The cost is based on a one-year period and involves a CSX employee who will keep in contact with the engineers of trains as they pass near the project on Washington Road in Martinez.

Mr. Mercer said the flagman is unnecessary and the county could use the money for something else.

CSX officials, however, say the flagman is needed to ensure safety. The flagman would alert train engineers of ongoing work. The flagman could stop construction work or have workers moved if necessary when a train nears.

"Anytime work by a private party or public party will be on our right of way or near our right of way, we do require flagging services be arranged for," said Gary Sease, a spokesman for CSX Transportation. "And that's for the safety of both the workers on the project as well as our train crews."

After being told the county had no choice, commissioners recently agreed to a request funding for the position. The added expenditure was based on a readjustment of costs by CSX, bringing the total flagman cost to more than $284,000, which includes $201,000 for one flagman, said Ronnie Hutto, the county's pre-construction engineer. The remaining amount covers overhead, engineering and other personnel costs, he said.

Mr. Hutto said $400,000 has been secured in state funding for the widening and the project could begin by next month. County officials have said the overall cost of the project could be $1.4 million.

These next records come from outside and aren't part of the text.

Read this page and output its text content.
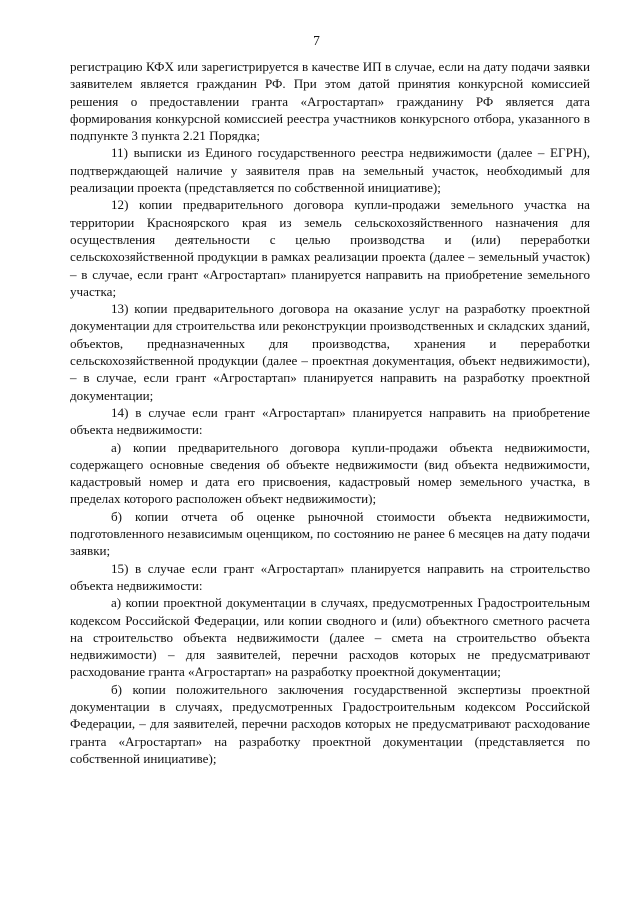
7

регистрацию КФХ или зарегистрируется в качестве ИП в случае, если на дату подачи заявки заявителем является гражданин РФ. При этом датой принятия конкурсной комиссией решения о предоставлении гранта «Агростартап» гражданину РФ является дата формирования конкурсной комиссией реестра участников конкурсного отбора, указанного в подпункте 3 пункта 2.21 Порядка;

11) выписки из Единого государственного реестра недвижимости (далее – ЕГРН), подтверждающей наличие у заявителя прав на земельный участок, необходимый для реализации проекта (представляется по собственной инициативе);

12) копии предварительного договора купли-продажи земельного участка на территории Красноярского края из земель сельскохозяйственного назначения для осуществления деятельности с целью производства и (или) переработки сельскохозяйственной продукции в рамках реализации проекта (далее – земельный участок) – в случае, если грант «Агростартап» планируется направить на приобретение земельного участка;

13) копии предварительного договора на оказание услуг на разработку проектной документации для строительства или реконструкции производственных и складских зданий, объектов, предназначенных для производства, хранения и переработки сельскохозяйственной продукции (далее – проектная документация, объект недвижимости), – в случае, если грант «Агростартап» планируется направить на разработку проектной документации;

14) в случае если грант «Агростартап» планируется направить на приобретение объекта недвижимости:

а) копии предварительного договора купли-продажи объекта недвижимости, содержащего основные сведения об объекте недвижимости (вид объекта недвижимости, кадастровый номер и дата его присвоения, кадастровый номер земельного участка, в пределах которого расположен объект недвижимости);

б) копии отчета об оценке рыночной стоимости объекта недвижимости, подготовленного независимым оценщиком, по состоянию не ранее 6 месяцев на дату подачи заявки;

15) в случае если грант «Агростартап» планируется направить на строительство объекта недвижимости:

а) копии проектной документации в случаях, предусмотренных Градостроительным кодексом Российской Федерации, или копии сводного и (или) объектного сметного расчета на строительство объекта недвижимости (далее – смета на строительство объекта недвижимости) – для заявителей, перечни расходов которых не предусматривают расходование гранта «Агростартап» на разработку проектной документации;

б) копии положительного заключения государственной экспертизы проектной документации в случаях, предусмотренных Градостроительным кодексом Российской Федерации, – для заявителей, перечни расходов которых не предусматривают расходование гранта «Агростартап» на разработку проектной документации (представляется по собственной инициативе);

The project will add a 14-foot flush median along the half-mile stretch of Washington Road between Flowing Wells Road and Club Car Drive.

The median would allow left-hand turns without reducing the westbound flow of traffic from two lanes to one, as is now the case. Officials say the stretch of Washington Road has been a bad one for wrecks and that widening would help alleviate that problem.

Mr. Hutto said a deadline for completion hasn't been set, but he'd like to have the widening finished in less than a year from its start date.

Mr. Hutto said CSX would offer a refund should the work be finished before the year is up.